The claims that are used on hair supplements can only be ‘beauty claims’, not ‘health claims’. So they can’t claim to treat or cure hair loss conditions, but they can say something like ‘helps to support maintenance of healthy hair growth’.
Any supplement that claims it will help your hair loss or reduce hair shedding should raise immediate red flags. Regulators do intervene with hair supplement companies occasionally, but the supplement industry does have problems with regulation.
Hair gummies don’t tend to have as many micronutrients in as tablets and they tend to contain sugar, sweeteners and flavourings as they need to be nice to chew. Saying that though, nutrients can interact with each other when combined in a multivitamin, and gummy supplements can be helpful for people who struggle to swallow a tablet.
Now, if you have hair loss, you may have a nutritional deficiency.
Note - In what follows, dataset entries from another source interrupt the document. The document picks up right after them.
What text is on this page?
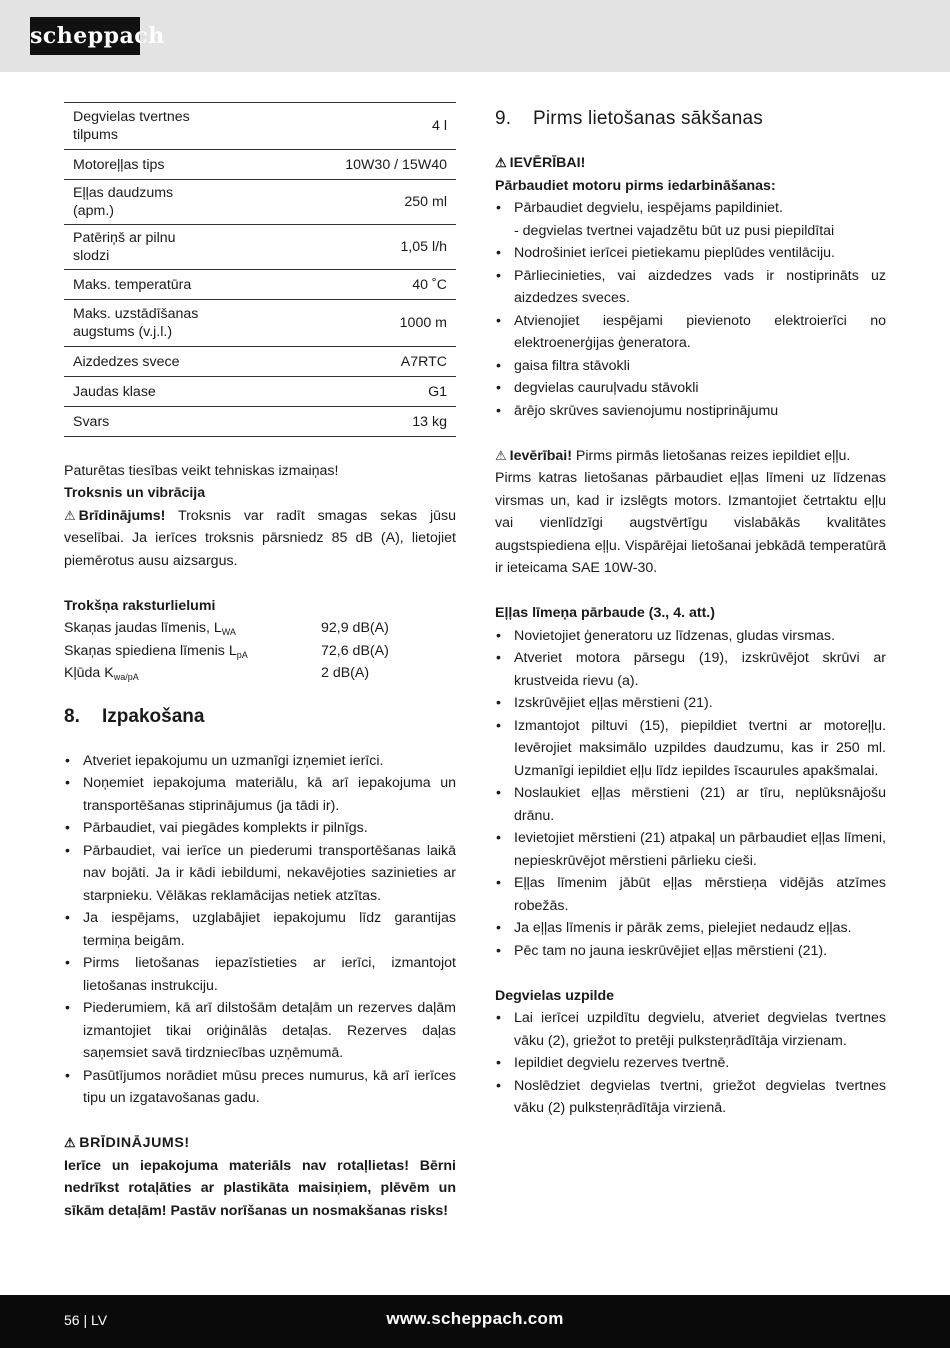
scheppach
Degvielas tvertnes tilpums	4 l
Motoreļļas tips	10W30 / 15W40
Eļļas daudzums (apm.)	250 ml
Patēriņš ar pilnu slodzi	1,05 l/h
Maks. temperatūra	40 ˚C
Maks. uzstādīšanas augstums (v.j.l.)	1000 m
Aizdedzes svece	A7RTC
Jaudas klase	G1
Svars	13 kg

Paturētas tiesības veikt tehniskas izmaiņas!

Troksnis un vibrācija

⚠ Brīdinājums! Troksnis var radīt smagas sekas jūsu veselībai. Ja ierīces troksnis pārsniedz 85 dB (A), lietojiet piemērotus ausu aizsargus.

Trokšņa raksturlielumi

Skaņas jaudas līmenis, $L_{WA}$	92,9 dB(A)
Skaņas spiediena līmenis $L_{pA}$	72,6 dB(A)
Kļūda $K_{wa/pA}$	2 dB(A)
8. Izpakošana
• Atveriet iepakojumu un uzmanīgi izņemiet ierīci.
• Noņemiet iepakojuma materiālu, kā arī iepakojuma un transportēšanas stiprinājumus (ja tādi ir).
• Pārbaudiet, vai piegādes komplekts ir pilnīgs.
• Pārbaudiet, vai ierīce un piederumi transportēšanas laikā nav bojāti. Ja ir kādi iebildumi, nekavējoties sazinieties ar starpnieku. Vēlākas reklamācijas netiek atzītas.
• Ja iespējams, uzglabājiet iepakojumu līdz garantijas termiņa beigām.
• Pirms lietošanas iepazīstieties ar ierīci, izmantojot lietošanas instrukciju.
• Piederumiem, kā arī dilstošām detaļām un rezerves daļām izmantojiet tikai oriģinālās detaļas. Rezerves daļas saņemsiet savā tirdzniecības uzņēmumā.
• Pasūtījumos norādiet mūsu preces numurus, kā arī ierīces tipu un izgatavošanas gadu.

⚠ BRĪDINĀJUMS!

Ierīce un iepakojuma materiāls nav rotaļlietas! Bērni nedrīkst rotaļāties ar plastikāta maisiņiem, plēvēm un sīkām detaļām! Pastāv norīšanas un nosmakšanas risks!

9. Pirms lietošanas sākšanas

⚠ IEVĒRĪBAI!

Pārbaudiet motoru pirms iedarbināšanas:

• Pārbaudiet degvielu, iespējams papildiniet.

- degvielas tvertnei vajadzētu būt uz pusi piepildītai

• Nodrošiniet ierīcei pietiekamu pieplūdes ventilāciju.
• Pārliecinieties, vai aizdedzes vads ir nostiprināts uz aizdedzes sveces.
• Atvienojiet iespējami pievienoto elektroierīci no elektroenerģijas ģeneratora.
• gaisa filtra stāvokli
• degvielas cauruļvadu stāvokli
• ārējo skrūves savienojumu nostiprinājumu

⚠ Ievērībai! Pirms pirmās lietošanas reizes iepildiet eļļu.

Pirms katras lietošanas pārbaudiet eļļas līmeni uz līdzenas virsmas un, kad ir izslēgts motors. Izmantojiet četrtaktu eļļu vai vienlīdzīgi augstvērtīgu vislabākās kvalitātes augstspiediena eļļu. Vispārējai lietošanai jebkādā temperatūrā ir ieteicama SAE 10W-30.

Eļļas līmeņa pārbaude (3., 4. att.)

• Novietojiet ģeneratoru uz līdzenas, gludas virsmas.
• Atveriet motora pārsegu (19), izskrūvējot skrūvi ar krustveida rievu (a).
• Izskrūvējiet eļļas mērstieni (21).
• Izmantojot piltuvi (15), piepildiet tvertni ar motoreļļu. Ievērojiet maksimālo uzpildes daudzumu, kas ir 250 ml. Uzmanīgi iepildiet eļļu līdz iepildes īscaurules apakšmalai.
• Noslaukiet eļļas mērstieni (21) ar tīru, neplūksnājošu drānu.
• Ievietojiet mērstieni (21) atpakaļ un pārbaudiet eļļas līmeni, nepieskrūvējot mērstieni pārlieku cieši.
• Eļļas līmenim jābūt eļļas mērstieņa vidējās atzīmes robežās.
• Ja eļļas līmenis ir pārāk zems, pielejiet nedaudz eļļas.
• Pēc tam no jauna ieskrūvējiet eļļas mērstieni (21).

Degvielas uzpilde

• Lai ierīcei uzpildītu degvielu, atveriet degvielas tvertnes vāku (2), griežot to pretēji pulksteņrādītāja virzienam.
• Iepildiet degvielu rezerves tvertnē.
• Noslēdziet degvielas tvertni, griežot degvielas tvertnes vāku (2) pulksteņrādītāja virzienā.
56 | LV	www.scheppach.com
So in this case, certainly correcting the deficiency can have a significant improvement in hair growth.
What are nutrients that can help support hair growth?
Before you look at nutrients, you need to make sure you are eating enough calories, with a good balance of macronutrients, and that your overall dietary pattern is healthy. Eating too few calories and dropping weight very quickly can cause hair loss, we see this in crash diets, bariatric surgery, and in people using weight loss medications like Ozempic. Protein is important for hair growth, it is what hair is made of after all, but so are healthy fats in the maintenance and protection of hair and skin, and carbs give us the energy needed to power hair growth. We also know that the gut microbiome plays a role in skin health, and researchers are also starting to find evidence that it can directly impact hair health too.
A deficiency in any micronutrient could affect the hair, but common ones are iron, B vitamins, zinc, and vitamin D. But if you are eating a balanced diet that is largely made of vegetables, fruits, nuts, seeds, and wholegrains, with regular protein intake and mostly from minimally processed sources, you are probably getting everything you need for hair growth.
In what instances would you suggest hair vitamins to a client, and in what instances would you suggest that they’re not needed?
When I see someone in Clinic, I always emphasise that they should prioritise food first over supplements - you can’t out-supplement a poor diet. Most cases of hair loss do benefit from having a general blood test to check for common nutritional deficiencies that can have an impact on hair growth, so I’ll usually organise a blood test first before I give advice on whether supplements may be helpful.
That being said, most people I see do prefer to take a supplement regardless of whether blood tests show deficiencies. When you have hair loss you can often feel a lack of control over your body – it’s a very visual sign that your body is changing - and taking a supplement can give you some of that sense of control back, it feels like you are doing something. The placebo effect can be very powerful, and we can’t test for everything, so I am always supportive of people incorporating things that they believe in. If you are taking supplements for your hair though, particularly if you are taking multiple different supplements, double check that you aren’t going over the recommended daily limit.
Does my hair type influence what nutrients I need for hair growth?
The need for vitamins isn’t influenced by hair types, whether you have curly, straight, thick or thin hair, our bodies all function in basically the same way. If you have a deficiency, then a supplement will likely be beneficial. Some health conditions and medications make you more likely to have nutrient deficiencies, for example hormonal contraceptives can deplete B vitamins, so be aware of those potential risks.
Can biotin actually help hair growth?
If you are deficient in biotin then yes supplementing for it can help with hair growth, however aside from rare cases of acquired or inherited biotin deficiency, it is actually quite difficult to become biotin deficient in the UK. Biotin can be found in many different foods, and our gut bacteria can also produce it for us. As a B vitamin it is generally safe to take biotin as it is water soluble, so you will pee out any excess that your body doesn’t want, but be aware that large doses of biotin can affect the results of blood tests meaning they might not be accurate. I usually take people off biotin rather than put them on it.